Let's begin by noting part of what Adam Feuerstein observed in one of his statnews articles (subscription required), at the time the OMS-102 data was released (i.e. prior to any KEYNOTE-695 data):

The addition of an experimental immunotherapy from OncoSec Medical (ONCS) to Merck’s (MRK) checkpoint inhibitor Keytruda is shrinking tumors in almost half of the skin cancer patients treated in a small clinical trial, according to updated results announced Wednesday.

That’s an encouraging tumor response rate, on par with what Incyte (INCY) has observed when its IDO inhibitor epacadostat is combined with Keytruda in skin cancer patients.

Similar results, so investors — besotted by all things cancer immunotherapy — must be equally enthusiastic about OncoSec and Incyte, right?

Nope, not even close. Incyte carries a $23 billion market value, with the still-unapproved epacadostat accounting for approximately half of that. OncoSec’s total market value: a microscopic $40 million. Shares of OncoSec closed Tuesday at $1.25.
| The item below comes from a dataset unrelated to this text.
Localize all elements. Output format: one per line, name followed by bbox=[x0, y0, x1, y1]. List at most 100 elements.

That's definitely one way to look at valuations, so let's consider a few of the competitors we looked at above, and noting of course that full pipelines and product offerings are not comparable.

Company Market Cap
NKTR $6.4B
SNDX $118M
DVAX $661M
IOVA $1.1B
IDRA $164M
ONCS $53M

But by this simplistic metric ONCS looks substantially undervalued.

Another way to gauge the price is to estimate future sales and then apply a price to sales multiplier.
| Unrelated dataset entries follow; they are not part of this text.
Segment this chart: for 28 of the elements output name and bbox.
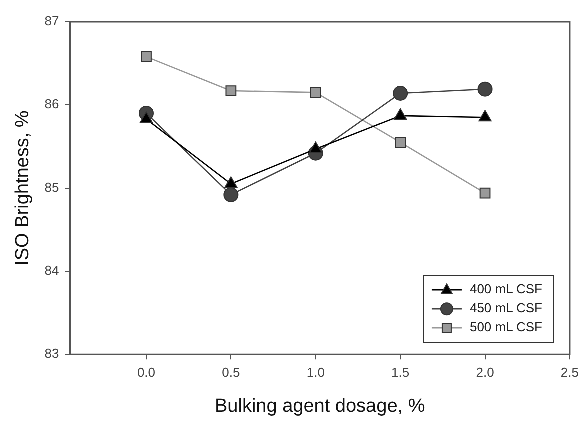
x-tick-label: 0.5 [222,364,240,380]
point [395,137,406,148]
y-tick-label: 87 [44,14,60,29]
point [309,142,322,154]
point [226,86,237,96]
point [478,110,492,122]
y-tick-label: 84 [44,263,60,278]
point [480,188,491,199]
point [224,187,239,202]
y-tick-label: 86 [44,96,60,112]
legend-label: 500 mL CSF [470,320,543,335]
legend-label: 400 mL CSF [470,282,543,297]
point [310,87,322,98]
x-tick-label: 2.5 [560,364,580,380]
x-tick-label: 1.5 [392,364,410,380]
x-tick-label: 1.0 [306,364,325,380]
point [140,112,154,124]
point [393,86,408,102]
y-tick-label: 85 [44,180,60,195]
x-axis-title: Bulking agent dosage, % [215,396,426,417]
point [478,82,493,97]
point [141,51,152,62]
point [224,176,238,188]
x-tick-label: 2.0 [476,364,494,380]
legend-label: 450 mL CSF [470,300,543,316]
y-tick-label: 83 [44,346,60,362]
x-tick-label: 0.0 [137,364,156,380]
y-axis-title: ISO Brightness, % [12,110,34,266]
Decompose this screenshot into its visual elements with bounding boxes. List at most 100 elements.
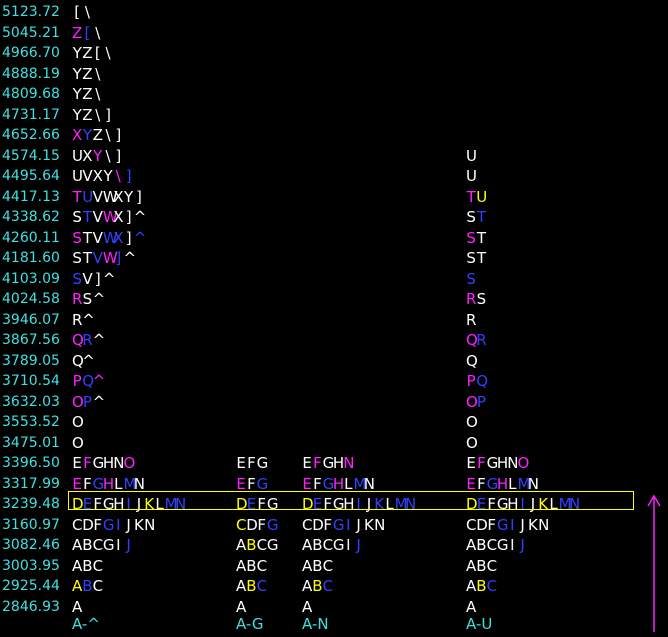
price-level: 3789.05 <box>2 352 60 369</box>
tpo-letter: B <box>246 556 257 575</box>
footer-range-2: A-G <box>236 615 264 633</box>
tpo-letter: A <box>72 597 83 616</box>
price-level: 3160.97 <box>2 516 60 533</box>
tpo-letter: L <box>508 474 517 493</box>
tpo-letter: E <box>476 495 487 513</box>
tpo-letter: A <box>466 536 477 554</box>
price-level: 5123.72 <box>2 4 60 20</box>
tpo-letters-c2: ABC <box>236 576 267 596</box>
tpo-letters-c1: EFGHNO <box>72 453 135 473</box>
tpo-letters-c1: A <box>72 597 82 617</box>
tpo-letters-c4: EFGHLMN <box>466 474 540 494</box>
tpo-letters-c1: STVW] ^ <box>72 248 136 268</box>
tpo-letters-c4: A <box>466 597 476 617</box>
tpo-letter: G <box>102 515 115 534</box>
tpo-letter: A <box>466 556 477 575</box>
tpo-letter: R <box>72 310 83 329</box>
price-level: 4181.60 <box>2 250 60 266</box>
tpo-letter: U <box>466 146 477 165</box>
tpo-letter: Z <box>82 85 93 103</box>
tpo-letter: L <box>114 474 123 493</box>
period-range-footer: A-^ A-G A-N A-U <box>0 614 668 634</box>
tpo-letters-c1: ABC <box>72 576 103 596</box>
tpo-letter: S <box>72 269 82 288</box>
tpo-letter: H <box>507 495 519 513</box>
footer-range-3: A-N <box>302 615 329 633</box>
tpo-letters-c3: ABC <box>302 576 333 596</box>
tpo-letters-c2: A <box>236 597 246 617</box>
tpo-letter: U <box>72 146 83 165</box>
tpo-letter: D <box>466 495 478 513</box>
up-arrow-icon <box>647 494 661 632</box>
tpo-letter: M <box>123 474 137 493</box>
tpo-letter: I <box>520 495 525 513</box>
tpo-letter: A <box>302 536 313 554</box>
tpo-letters-c4: RS <box>466 289 487 309</box>
tpo-letters-c2: ABCG <box>236 535 279 555</box>
price-level: 3396.50 <box>2 455 60 471</box>
tpo-letter: R <box>466 310 477 329</box>
tpo-letter: T <box>82 208 93 226</box>
tpo-letters-c4: OP <box>466 392 487 412</box>
tpo-letter: F <box>323 515 333 534</box>
tpo-letter: A <box>72 536 83 554</box>
tpo-letter: V <box>92 187 103 206</box>
tpo-letter: J <box>126 536 131 554</box>
tpo-letter: C <box>92 536 104 554</box>
tpo-letters-c2: EFG <box>236 474 269 494</box>
tpo-letters-c4: ABCG I J <box>466 535 528 555</box>
tpo-letter: G <box>322 454 335 472</box>
tpo-letter: [ <box>74 3 81 21</box>
tpo-letter: N <box>527 474 540 493</box>
tpo-letter: C <box>486 536 498 554</box>
tpo-letter: S <box>466 228 476 247</box>
tpo-letter: E <box>466 474 476 493</box>
tpo-letter: O <box>466 413 478 431</box>
tpo-letter: U <box>82 187 94 206</box>
tpo-letters-c3: CDFG I J KN <box>302 515 385 535</box>
tpo-letter: B <box>312 536 323 554</box>
tpo-letter: S <box>466 249 476 267</box>
tpo-letter: ] <box>94 269 101 288</box>
tpo-letter: L <box>549 495 558 513</box>
tpo-letter: M <box>558 495 572 513</box>
tpo-letter: A <box>236 536 247 554</box>
tpo-letter: G <box>256 474 269 493</box>
tpo-letter: N <box>144 515 156 534</box>
tpo-letter: R <box>476 331 487 349</box>
tpo-letter: O <box>72 413 84 431</box>
tpo-letters-c1: O <box>72 433 84 453</box>
tpo-letter: F <box>247 474 256 493</box>
tpo-letter: Q <box>72 331 84 349</box>
tpo-letter: \ <box>115 167 121 185</box>
tpo-letter: O <box>72 392 84 411</box>
price-level: 4495.64 <box>2 168 60 184</box>
tpo-letter: K <box>364 515 374 534</box>
tpo-letters-c4: ST <box>466 207 487 227</box>
tpo-letter: G <box>332 515 345 534</box>
tpo-letter: C <box>466 515 477 534</box>
tpo-letter: I <box>116 515 121 534</box>
tpo-letter: S <box>72 249 82 267</box>
tpo-letter: E <box>72 474 82 493</box>
tpo-letter: S <box>72 228 82 247</box>
tpo-letters-c4: ABC <box>466 556 497 576</box>
price-level: 3867.56 <box>2 332 60 348</box>
tpo-letter: C <box>256 577 268 595</box>
price-level: 3553.52 <box>2 414 60 430</box>
tpo-letters-c1: CDFG I J KN <box>72 515 156 535</box>
price-level: 4574.15 <box>2 147 60 164</box>
tpo-letter: G <box>332 495 345 513</box>
tpo-letter: K <box>134 515 144 534</box>
tpo-letter: T <box>82 228 93 247</box>
tpo-letter: Y <box>103 167 113 185</box>
tpo-letter: D <box>302 495 314 513</box>
tpo-letter: Z <box>82 105 93 124</box>
tpo-letter: A <box>72 556 83 575</box>
tpo-letter: T <box>72 187 82 206</box>
tpo-letters-c3: ABC <box>302 556 333 576</box>
tpo-letters-c1: PQ^ <box>72 371 106 391</box>
tpo-letter: ] <box>125 167 132 185</box>
tpo-letters-c1: Z[\ <box>72 23 103 43</box>
tpo-letter: ] <box>125 208 132 226</box>
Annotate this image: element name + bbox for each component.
For reference there are an estimated 91,270 new melanoma cases in the US each year, and 266,120 new invasive breast cancer cases of which 15% to 20% are TNBC.

If 20% of these cases progress through the various treatment options to become refractory to checkpoint inhibitors (I'm being very conservative here) and if ONCS ultimately treated 15% of those cases at $5K per month or $60K per year then 2023 sales could be $248M. Let's say there's a 35% chance of approval. Let's also assume (understanding that it's far from an exact science) that if future results are indeed positive, the share price will move up with additional data, and that any future dilution is done at higher prices, like the recent Alpha financing at $1.50. I'm assuming that a total of 50% dilution occurs over the next several years at perhaps an average of $1.95/share. That would equate to ~$58.5M of additional financing which, with current cash on hand, should carry the company through about 14 quarters, i.e. until early 2022, when potential commercialization removes the cash burn.
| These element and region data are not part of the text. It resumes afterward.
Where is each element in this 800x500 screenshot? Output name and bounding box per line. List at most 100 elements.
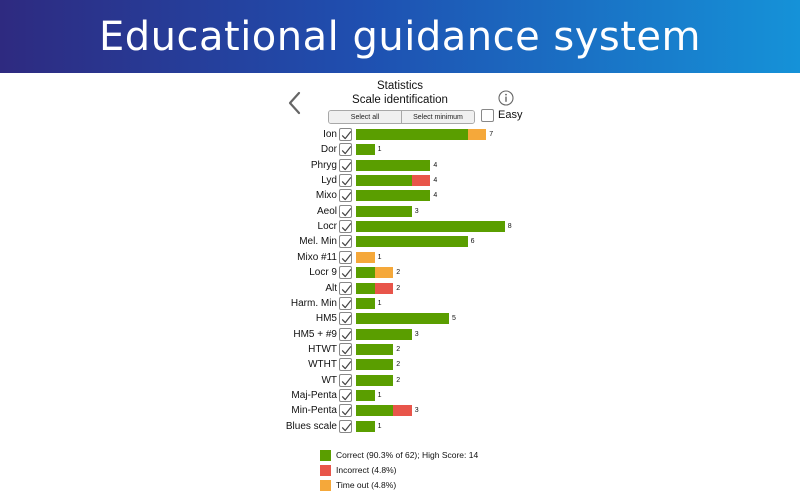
table-row: HM5 5 — [0, 312, 800, 326]
stacked-bar — [356, 221, 505, 233]
legend-swatch-incorrect — [320, 465, 331, 476]
checkmark-icon — [341, 330, 352, 339]
checkmark-icon — [341, 346, 352, 355]
select-minimum-button[interactable]: Select minimum — [402, 111, 474, 123]
checkmark-icon — [341, 146, 352, 155]
stacked-bar — [356, 328, 412, 340]
selection-button-group: Select all Select minimum — [328, 110, 475, 124]
scale-label: HM5 + #9 — [293, 328, 337, 340]
stacked-bar — [356, 251, 375, 263]
scale-checkbox[interactable] — [339, 388, 352, 402]
table-row: HTWT 2 — [0, 342, 800, 357]
easy-checkbox[interactable] — [481, 109, 494, 122]
legend-swatch-timeout — [320, 480, 331, 491]
checkmark-icon — [341, 223, 352, 232]
scale-checkbox[interactable] — [339, 312, 352, 326]
scale-label: Dor — [320, 144, 337, 156]
bar-value-label: 1 — [377, 391, 382, 399]
checkmark-icon — [341, 192, 352, 201]
scale-checkbox[interactable] — [339, 327, 352, 341]
table-row: Mel. Min 6 — [0, 235, 800, 249]
bar-value-label: 6 — [470, 238, 475, 246]
stacked-bar — [356, 267, 394, 279]
stacked-bar — [356, 420, 375, 432]
scale-checkbox[interactable] — [339, 158, 352, 172]
stacked-bar — [356, 175, 431, 187]
bar-segment-incorrect — [411, 175, 431, 187]
scale-label: Maj-Penta — [291, 389, 337, 401]
bar-value-label: 1 — [377, 299, 382, 307]
scale-checkbox[interactable] — [339, 358, 352, 372]
legend-label-timeout: Time out (4.8%) — [336, 480, 397, 490]
scale-checkbox[interactable] — [339, 143, 352, 157]
table-row: Min-Penta 3 — [0, 404, 800, 418]
checkmark-icon — [341, 376, 352, 385]
scale-checkbox[interactable] — [339, 266, 352, 280]
table-row: Mixo 4 — [0, 189, 800, 203]
bar-segment-correct — [356, 129, 468, 140]
bar-value-label: 8 — [507, 223, 512, 231]
stacked-bar — [356, 374, 394, 386]
bar-segment-correct — [356, 159, 431, 171]
bar-value-label: 2 — [396, 376, 401, 384]
bar-segment-correct — [356, 313, 449, 325]
bar-segment-correct — [356, 297, 375, 309]
table-row: Locr 9 2 — [0, 266, 800, 280]
legend-label-correct: Correct (90.3% of 62); High Score: 14 — [336, 450, 479, 460]
bar-segment-correct — [356, 144, 375, 156]
scale-checkbox[interactable] — [339, 296, 352, 310]
info-circle-icon[interactable] — [498, 90, 514, 106]
bar-segment-correct — [356, 374, 394, 386]
stacked-bar — [356, 359, 394, 371]
bar-segment-correct — [356, 205, 412, 217]
table-row: Lyd 4 — [0, 174, 800, 188]
bar-segment-correct — [356, 221, 505, 233]
scale-checkbox[interactable] — [339, 235, 352, 249]
scale-checkbox[interactable] — [339, 342, 352, 356]
bar-segment-timeout — [356, 251, 375, 263]
checkmark-icon — [341, 177, 352, 186]
scale-checkbox[interactable] — [339, 189, 352, 203]
table-row: Aeol 3 — [0, 204, 800, 219]
scale-label: HM5 — [315, 313, 337, 325]
table-row: Alt 2 — [0, 281, 800, 296]
scale-checkbox[interactable] — [339, 373, 352, 387]
checkmark-icon — [341, 407, 352, 416]
bar-value-label: 3 — [414, 207, 419, 215]
scale-checkbox[interactable] — [339, 419, 352, 433]
table-row: Harm. Min 1 — [0, 296, 800, 311]
bar-segment-correct — [356, 328, 412, 340]
stacked-bar — [356, 313, 449, 325]
scale-checkbox[interactable] — [339, 204, 352, 218]
scale-label: Mel. Min — [299, 236, 337, 248]
scale-label: WT — [321, 374, 337, 386]
scale-label: Locr — [317, 221, 337, 233]
select-all-button[interactable]: Select all — [329, 111, 402, 123]
legend-label-incorrect: Incorrect (4.8%) — [336, 465, 397, 475]
scale-label: Alt — [325, 282, 337, 294]
scale-checkbox[interactable] — [339, 128, 352, 141]
stacked-bar — [356, 159, 431, 171]
scale-label: Mixo — [315, 190, 337, 202]
stacked-bar — [356, 144, 375, 156]
bar-value-label: 1 — [377, 146, 382, 154]
scale-checkbox[interactable] — [339, 220, 352, 234]
stacked-bar — [356, 297, 375, 309]
bar-segment-correct — [356, 175, 412, 187]
chevron-left-icon[interactable] — [284, 90, 306, 116]
bar-value-label: 2 — [396, 284, 401, 292]
table-row: Locr 8 — [0, 220, 800, 234]
bar-segment-incorrect — [393, 405, 412, 417]
scale-label: HTWT — [308, 343, 337, 355]
scale-checkbox[interactable] — [339, 174, 352, 188]
scale-checkbox[interactable] — [339, 250, 352, 264]
checkmark-icon — [341, 207, 352, 216]
bar-segment-timeout — [374, 267, 394, 279]
page-subtitle: Scale identification — [352, 94, 448, 106]
scale-label: Lyd — [321, 175, 337, 187]
bar-segment-correct — [356, 190, 431, 202]
table-row: WT 2 — [0, 373, 800, 388]
checkmark-icon — [341, 300, 352, 309]
scale-checkbox[interactable] — [339, 404, 352, 418]
scale-checkbox[interactable] — [339, 281, 352, 295]
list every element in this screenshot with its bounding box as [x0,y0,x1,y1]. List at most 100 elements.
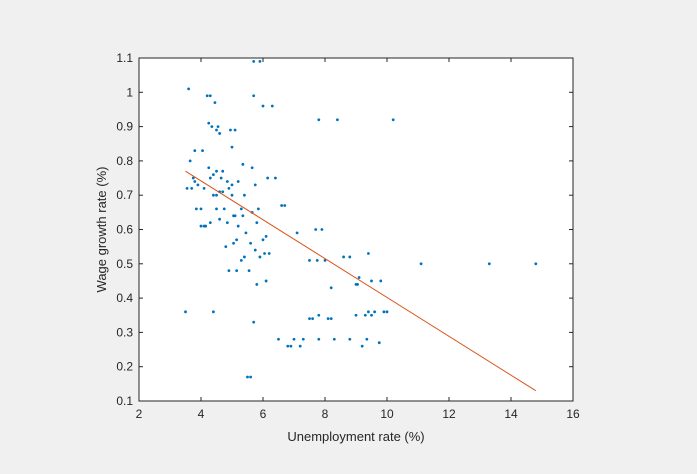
data-point [190,186,194,190]
data-point [235,269,239,273]
data-point [230,183,234,187]
data-point [348,337,352,341]
data-point [188,159,192,163]
data-point [219,176,223,180]
x-tick-label: 12 [442,407,456,421]
data-point [205,94,209,98]
y-tick-label: 0.4 [116,291,133,305]
y-tick-label: 1 [126,85,133,99]
data-point [224,245,228,249]
x-axis-ticks: 2 4 6 8 10 12 14 16 [136,58,580,421]
data-point [236,180,240,183]
data-point [258,255,262,259]
data-point [233,128,237,132]
data-point [261,104,265,108]
data-point [216,125,220,128]
data-point [363,313,367,317]
y-tick-label: 0.2 [116,360,133,374]
data-point [270,104,274,108]
y-tick-label: 0.5 [116,257,133,271]
x-tick-label: 14 [504,407,518,421]
fit-line [185,170,537,392]
data-point [280,204,283,207]
data-point [194,207,198,211]
y-tick-label: 0.6 [116,223,133,237]
data-point [184,310,187,314]
data-point [208,221,212,225]
data-point [212,310,215,314]
data-point [317,313,321,317]
y-tick-label: 0.9 [116,120,133,134]
data-point [221,169,225,173]
data-point [187,87,191,91]
data-point [391,118,395,122]
data-point [314,228,318,231]
data-point [360,344,364,348]
data-point [252,94,256,98]
data-point [323,258,327,262]
data-point [377,341,381,345]
data-point [243,193,246,197]
data-point [329,317,333,321]
data-point [212,193,215,197]
data-point [244,231,248,235]
data-point [185,186,189,190]
data-point [253,248,257,252]
data-point [315,258,319,262]
data-point [370,279,373,283]
data-point [295,231,299,235]
data-point [207,166,211,170]
data-point [348,255,352,259]
data-point [379,279,383,283]
data-point [266,176,270,180]
plot-layer [184,60,538,392]
data-point [332,337,336,341]
x-tick-label: 6 [260,407,267,421]
data-point [196,183,200,187]
data-point [385,310,389,314]
data-point [367,252,370,255]
data-point [365,337,369,341]
data-point [218,217,222,221]
data-point [317,337,321,341]
data-point [256,207,260,211]
data-point [227,186,231,190]
data-point [258,60,262,63]
data-point [252,320,256,324]
data-point [311,317,314,321]
data-point [247,269,251,273]
data-point [230,193,234,197]
data-point [213,101,217,104]
data-point [487,262,491,266]
data-point [235,238,239,242]
data-point [199,224,203,228]
data-point [298,344,302,348]
x-tick-label: 2 [136,407,143,421]
data-point [218,132,222,135]
data-point [236,224,240,228]
data-point [210,125,214,128]
data-point [329,286,333,290]
data-point [356,282,359,286]
data-point [215,207,218,211]
x-tick-label: 10 [380,407,394,421]
y-tick-label: 0.1 [116,394,133,408]
data-point [370,313,373,317]
data-point [264,279,268,283]
data-point [357,276,361,279]
data-point [246,375,249,379]
data-point [191,176,195,180]
data-point [207,121,211,125]
data-point [215,193,218,197]
data-point [199,207,203,211]
y-axis-label: Wage growth rate (%) [94,167,109,293]
data-point [233,214,237,218]
data-point [239,207,243,211]
data-point [308,317,311,321]
data-point [264,234,268,238]
data-point [243,255,246,259]
data-point [222,207,226,211]
x-tick-label: 8 [322,407,329,421]
data-point [301,337,305,341]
Using these figure and applying a 8X sales figure in 2020 gives us a target price of:

$248M x 35% likelihood x 8 times sales / (60M shares x 1.5) = $7.72 per share in 2023. Discount that back 5 years at 12% and you have a current share price value of $4.38. Obviously this is all very speculative and depends on many assumptions, but it does give an indication of how beaten down ONCS' share price is, and how much it could bounce on positive data.

Note too that I think this valuation is just an exercise, because if future data comes out positive, I'd expect MRK who's partnered with ONCS on both current trials to buy the company outright, as the cost would be a mere pittance to MRK.

Conclusion

I think ONCS’ stock price has been unfairly beaten down by the market on trial results that overall were positive even if disappointing to expectations. The company has multiple trials in progress in very important indications, and should any of them provide positive results, the company’s stock price could soar. As a result I’m long a speculative position.

A version of this article was previously released to subscribers of Total Pharma Tracker, a Marketplace service with whom I am now collaborating. Some of my work will be available to TPT subscribers either exclusively, or in advance.

Disclosure: I am/we are long ONCS. I wrote this article myself, and it expresses my own opinions. I am not receiving compensation for it (other than from Seeking Alpha). I have no business relationship with any company whose stock is mentioned in this article.

Additional disclosure: I actively trade around core positions.